Due to the rising price of houses, first-time buyers now pay a greater proportion of their income to service their mortgages.

Knight Frank Finance’s partner Hina Bhudia stated that the borrowers also were hesitant about taking out a mortgage with such high levels of leverage at a time in their financial lives. 

She said that the Mortgage Guarantee Scheme was created to help those who were struggling to climb the ladder of housing, and it became available at the peak of the Covid-19 pandemic. 

‘However, with so much uncertainty and many unknown factors, combined with first time buyer’s typically having little experience in property, many were unsettled as to whether they should be buying at 95 per cent – with the fear of ending up in a negative equity situation.’ 

Although interest rates have fallen, Nationwide research last week showed that first-time homeowners are paying more to pay their mortgage service than for much of the previous decade. This is despite rising house prices and stagnant salaries. 

What would happen if the interest rate rose? 

It is possible that the Bank of England will raise its base interest as soon as December due to rising inflation. The mortgage cost would go up as a result.

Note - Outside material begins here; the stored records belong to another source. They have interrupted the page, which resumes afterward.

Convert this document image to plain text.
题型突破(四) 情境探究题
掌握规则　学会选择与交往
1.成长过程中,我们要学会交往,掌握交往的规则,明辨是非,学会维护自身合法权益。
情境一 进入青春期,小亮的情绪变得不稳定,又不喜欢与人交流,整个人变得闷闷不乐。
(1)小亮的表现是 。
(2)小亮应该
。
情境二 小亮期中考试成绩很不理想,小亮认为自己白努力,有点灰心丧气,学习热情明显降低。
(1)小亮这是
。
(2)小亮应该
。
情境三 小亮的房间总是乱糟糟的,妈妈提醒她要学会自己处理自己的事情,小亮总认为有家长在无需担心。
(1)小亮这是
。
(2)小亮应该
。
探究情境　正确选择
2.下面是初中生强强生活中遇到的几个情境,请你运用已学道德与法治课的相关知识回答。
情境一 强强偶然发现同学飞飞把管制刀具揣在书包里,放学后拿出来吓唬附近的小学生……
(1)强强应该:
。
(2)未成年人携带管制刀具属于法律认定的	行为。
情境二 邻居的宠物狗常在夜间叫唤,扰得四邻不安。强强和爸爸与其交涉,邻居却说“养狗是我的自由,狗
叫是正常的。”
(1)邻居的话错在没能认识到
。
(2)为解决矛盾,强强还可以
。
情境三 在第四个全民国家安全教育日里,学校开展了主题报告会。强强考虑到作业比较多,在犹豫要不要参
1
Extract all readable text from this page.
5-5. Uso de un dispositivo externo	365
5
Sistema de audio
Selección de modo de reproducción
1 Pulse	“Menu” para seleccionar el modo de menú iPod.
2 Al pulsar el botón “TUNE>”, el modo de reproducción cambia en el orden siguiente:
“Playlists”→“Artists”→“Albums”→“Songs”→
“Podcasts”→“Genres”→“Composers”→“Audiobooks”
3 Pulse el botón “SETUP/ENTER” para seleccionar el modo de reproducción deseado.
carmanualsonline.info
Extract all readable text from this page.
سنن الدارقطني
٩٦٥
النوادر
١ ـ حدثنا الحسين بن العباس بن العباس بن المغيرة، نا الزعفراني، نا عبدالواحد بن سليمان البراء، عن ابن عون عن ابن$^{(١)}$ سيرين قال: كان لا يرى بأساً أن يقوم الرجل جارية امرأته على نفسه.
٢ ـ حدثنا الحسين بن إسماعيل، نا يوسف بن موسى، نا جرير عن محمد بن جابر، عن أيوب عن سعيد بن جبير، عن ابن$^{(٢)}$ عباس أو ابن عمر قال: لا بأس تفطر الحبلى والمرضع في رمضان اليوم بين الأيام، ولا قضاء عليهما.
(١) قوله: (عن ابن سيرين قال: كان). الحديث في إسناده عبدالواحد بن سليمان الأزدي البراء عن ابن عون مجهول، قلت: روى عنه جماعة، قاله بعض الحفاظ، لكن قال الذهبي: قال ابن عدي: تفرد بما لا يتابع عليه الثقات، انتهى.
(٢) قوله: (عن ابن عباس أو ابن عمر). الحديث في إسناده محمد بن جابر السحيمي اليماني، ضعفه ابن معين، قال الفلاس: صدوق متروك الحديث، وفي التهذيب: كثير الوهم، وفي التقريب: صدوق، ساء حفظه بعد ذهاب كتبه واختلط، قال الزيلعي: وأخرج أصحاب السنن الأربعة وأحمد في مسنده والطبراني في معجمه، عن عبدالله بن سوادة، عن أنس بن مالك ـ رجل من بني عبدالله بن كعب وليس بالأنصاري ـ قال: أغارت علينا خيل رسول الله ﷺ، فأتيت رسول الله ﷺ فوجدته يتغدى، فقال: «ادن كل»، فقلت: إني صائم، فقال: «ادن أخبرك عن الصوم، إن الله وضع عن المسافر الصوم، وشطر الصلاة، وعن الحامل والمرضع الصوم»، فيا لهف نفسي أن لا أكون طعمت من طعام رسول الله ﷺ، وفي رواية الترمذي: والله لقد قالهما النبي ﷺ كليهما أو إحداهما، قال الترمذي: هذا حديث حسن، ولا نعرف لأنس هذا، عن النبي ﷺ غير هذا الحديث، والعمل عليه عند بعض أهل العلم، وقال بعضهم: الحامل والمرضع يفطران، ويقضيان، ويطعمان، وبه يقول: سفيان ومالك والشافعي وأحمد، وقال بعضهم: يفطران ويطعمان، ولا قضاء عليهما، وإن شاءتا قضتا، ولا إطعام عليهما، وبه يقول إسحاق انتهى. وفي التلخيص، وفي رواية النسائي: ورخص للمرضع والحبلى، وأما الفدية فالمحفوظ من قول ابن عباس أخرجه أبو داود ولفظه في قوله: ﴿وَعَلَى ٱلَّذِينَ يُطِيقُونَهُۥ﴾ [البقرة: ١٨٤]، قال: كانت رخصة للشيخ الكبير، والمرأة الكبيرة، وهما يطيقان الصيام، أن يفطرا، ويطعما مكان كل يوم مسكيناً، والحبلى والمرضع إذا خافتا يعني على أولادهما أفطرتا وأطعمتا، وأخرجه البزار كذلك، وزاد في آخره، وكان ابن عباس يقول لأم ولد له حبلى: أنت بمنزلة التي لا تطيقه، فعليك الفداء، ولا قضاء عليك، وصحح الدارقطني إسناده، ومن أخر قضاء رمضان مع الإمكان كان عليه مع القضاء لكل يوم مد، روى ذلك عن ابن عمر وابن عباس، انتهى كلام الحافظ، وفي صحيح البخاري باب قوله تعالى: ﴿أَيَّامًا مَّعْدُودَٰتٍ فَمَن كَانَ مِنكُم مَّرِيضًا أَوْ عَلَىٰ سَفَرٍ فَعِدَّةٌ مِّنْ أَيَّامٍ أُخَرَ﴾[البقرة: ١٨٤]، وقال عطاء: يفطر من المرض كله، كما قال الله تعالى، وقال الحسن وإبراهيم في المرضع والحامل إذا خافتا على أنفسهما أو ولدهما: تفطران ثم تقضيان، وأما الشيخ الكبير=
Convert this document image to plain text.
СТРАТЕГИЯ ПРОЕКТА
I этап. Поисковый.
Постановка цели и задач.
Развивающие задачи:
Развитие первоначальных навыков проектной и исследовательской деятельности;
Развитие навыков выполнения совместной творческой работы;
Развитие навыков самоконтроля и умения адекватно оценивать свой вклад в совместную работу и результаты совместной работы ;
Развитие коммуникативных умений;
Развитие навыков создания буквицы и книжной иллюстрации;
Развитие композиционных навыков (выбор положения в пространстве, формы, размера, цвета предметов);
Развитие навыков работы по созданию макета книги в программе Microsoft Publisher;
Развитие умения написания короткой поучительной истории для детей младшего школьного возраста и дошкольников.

Nationwide looked into the potential impact of an increase in interest rate on mortgage payments for first-time buyers. They also examined how much take-home income would be required to pay the typical mortgage.

The study found this to be a modest amount, particularly considering that most mortgages are at fixed rates.

If rates went up by 0.4 per cent the proportion of wages spent on the mortgage could increase from 31 to 32 per cent of take-home pay, or an extra £34 a month, Nationwide said.

However, if rates increased by 0.9 per cent this could increase by 34 per cent or £79 a month.

These calculations assume a 20% mortgage deposit over a period of 25 years.